1895A. Smith S. Afr. Materia Medica (ed. 3) xxi. 138 Sutherlandia frutescens, R. Br.—Dutch, *Cancer bush. This shrub has been brought forward recently as a remedy for cancer.1949Cape Argus 9 July (Mag. Section) 1/3 This is where the..cancer bushes and chincherinchees for his rockeries are raised.1966E. Palmer Plains of Camdeboo xvii. 277 The early settlers..used..the pretty little Sutherlandia humilis—the cancer bush—not only for cancer but for flu.
1876tr. Wagner's Gen. Pathol. 479 Cancer-juice consists of *cancer-cells and a usually scanty, fluid substance, the intercellular substance or cancer-serum.
1768G. White Selborne xviii. (1789) 53 This woman..having set up for a *cancer-doctress.
1714Phil. Trans. XXIX. 64 To this they add a Root call'd the *Cancer Root.1884Miller Plant-n., Cancer Root, Conopholis (Orobanche) americana and Epiphegus virginiana. ― one-flowered, Aphyllon uniflorum.
1959J. Braine Vodi xxii. 242 There was a packet of cigarettes on the locker. She took one out and lit it. ‘First *cancer stick today,’ she said.1967New Statesman 20 Jan. 77/2 To be able to..tempt fate by a debonair pull on a cancer stick is a way of asserting the individual's right to choose his own end.
1597Gerard Herbal Index (Britten & Holland) *Cancerwoort, that is Fluellen, 504.1884Miller Plant-n., Cancer-wort, Linaria spuria and L. Elatine; also an old name for the genus Veronica.
II. cancer, v.|ˈkænsə(r)|
[f. prec. n.]
trans.
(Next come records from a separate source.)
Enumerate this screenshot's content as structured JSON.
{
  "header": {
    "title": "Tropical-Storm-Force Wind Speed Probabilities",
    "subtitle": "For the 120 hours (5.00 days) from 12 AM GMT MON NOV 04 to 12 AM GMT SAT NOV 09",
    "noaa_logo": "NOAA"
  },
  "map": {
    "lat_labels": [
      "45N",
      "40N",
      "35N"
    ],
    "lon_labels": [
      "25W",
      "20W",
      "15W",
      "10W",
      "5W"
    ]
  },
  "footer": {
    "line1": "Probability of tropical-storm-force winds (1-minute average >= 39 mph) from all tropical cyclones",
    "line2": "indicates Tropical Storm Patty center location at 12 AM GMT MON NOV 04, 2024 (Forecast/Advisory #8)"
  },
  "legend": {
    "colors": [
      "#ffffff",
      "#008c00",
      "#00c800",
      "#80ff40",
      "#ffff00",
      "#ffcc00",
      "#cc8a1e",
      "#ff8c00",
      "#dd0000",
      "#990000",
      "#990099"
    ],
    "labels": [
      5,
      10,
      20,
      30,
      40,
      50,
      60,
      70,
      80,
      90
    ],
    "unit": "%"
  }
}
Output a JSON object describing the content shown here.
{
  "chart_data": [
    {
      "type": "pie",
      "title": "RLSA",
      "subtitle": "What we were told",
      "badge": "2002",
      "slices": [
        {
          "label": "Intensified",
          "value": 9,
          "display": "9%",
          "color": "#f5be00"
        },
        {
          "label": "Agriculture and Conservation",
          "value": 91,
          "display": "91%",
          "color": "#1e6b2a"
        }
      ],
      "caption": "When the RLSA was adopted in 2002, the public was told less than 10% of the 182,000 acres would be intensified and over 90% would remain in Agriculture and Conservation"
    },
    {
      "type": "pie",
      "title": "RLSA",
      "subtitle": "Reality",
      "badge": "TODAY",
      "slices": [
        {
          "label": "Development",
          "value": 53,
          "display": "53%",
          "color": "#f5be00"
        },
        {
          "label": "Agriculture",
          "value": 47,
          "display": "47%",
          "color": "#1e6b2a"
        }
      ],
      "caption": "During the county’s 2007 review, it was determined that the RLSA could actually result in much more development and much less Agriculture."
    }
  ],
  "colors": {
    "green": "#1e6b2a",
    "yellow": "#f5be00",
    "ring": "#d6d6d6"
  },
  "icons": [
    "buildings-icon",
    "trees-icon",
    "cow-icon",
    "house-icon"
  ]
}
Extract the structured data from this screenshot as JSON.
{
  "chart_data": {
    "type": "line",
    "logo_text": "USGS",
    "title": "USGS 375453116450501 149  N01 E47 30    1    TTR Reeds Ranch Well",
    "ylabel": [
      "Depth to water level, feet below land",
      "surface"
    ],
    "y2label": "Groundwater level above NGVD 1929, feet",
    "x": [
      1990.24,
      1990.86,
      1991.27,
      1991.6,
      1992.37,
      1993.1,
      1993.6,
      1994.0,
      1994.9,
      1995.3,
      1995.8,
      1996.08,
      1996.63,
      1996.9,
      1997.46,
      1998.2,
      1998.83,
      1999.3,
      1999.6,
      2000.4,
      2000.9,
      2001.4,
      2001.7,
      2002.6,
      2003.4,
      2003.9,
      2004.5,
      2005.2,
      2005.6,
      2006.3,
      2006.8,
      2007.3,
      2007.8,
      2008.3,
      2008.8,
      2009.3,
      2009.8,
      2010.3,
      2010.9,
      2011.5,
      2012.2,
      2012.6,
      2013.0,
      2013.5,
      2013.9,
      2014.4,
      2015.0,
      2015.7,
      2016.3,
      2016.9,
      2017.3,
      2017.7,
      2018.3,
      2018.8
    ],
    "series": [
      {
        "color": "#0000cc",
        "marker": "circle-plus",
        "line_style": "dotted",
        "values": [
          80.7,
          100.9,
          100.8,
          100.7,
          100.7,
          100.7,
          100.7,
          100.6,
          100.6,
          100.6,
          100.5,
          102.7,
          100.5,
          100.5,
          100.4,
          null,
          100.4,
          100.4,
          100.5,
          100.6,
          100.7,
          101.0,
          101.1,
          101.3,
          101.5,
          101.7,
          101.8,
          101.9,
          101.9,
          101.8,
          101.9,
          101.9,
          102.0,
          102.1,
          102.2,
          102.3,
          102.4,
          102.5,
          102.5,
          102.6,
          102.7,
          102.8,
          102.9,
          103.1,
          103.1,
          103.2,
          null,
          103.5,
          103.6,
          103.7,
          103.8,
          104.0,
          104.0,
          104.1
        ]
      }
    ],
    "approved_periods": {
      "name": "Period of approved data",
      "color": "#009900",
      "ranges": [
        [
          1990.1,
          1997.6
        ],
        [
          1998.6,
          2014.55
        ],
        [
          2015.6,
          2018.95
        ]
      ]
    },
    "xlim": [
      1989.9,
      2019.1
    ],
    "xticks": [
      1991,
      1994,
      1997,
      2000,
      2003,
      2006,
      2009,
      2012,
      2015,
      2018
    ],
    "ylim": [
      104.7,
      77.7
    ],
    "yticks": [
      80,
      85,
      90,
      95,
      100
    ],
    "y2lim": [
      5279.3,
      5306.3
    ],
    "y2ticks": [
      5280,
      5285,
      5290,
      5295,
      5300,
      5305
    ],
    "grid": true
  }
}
To eat into as a cancer; to eat (its way) slowly and incessantly like a cancer.
1840De Quincey Casuistry Rom. Meals Wks. III. 280 Other things advance per saltum—they do not silently cancer their way onwards.1858Autobiog. Sk., Wks. (1863) xiv. 93 The strulbrug of Swift.. was a wreck, a shell, that had been burned hollow and cancered by the fierce furnace of life.
Hence ˈcancered ppl. a., affected with cancer.
a1774Goldsmith Nat. Hist. (1776) VII. 102 The application of toads to a cancered breast.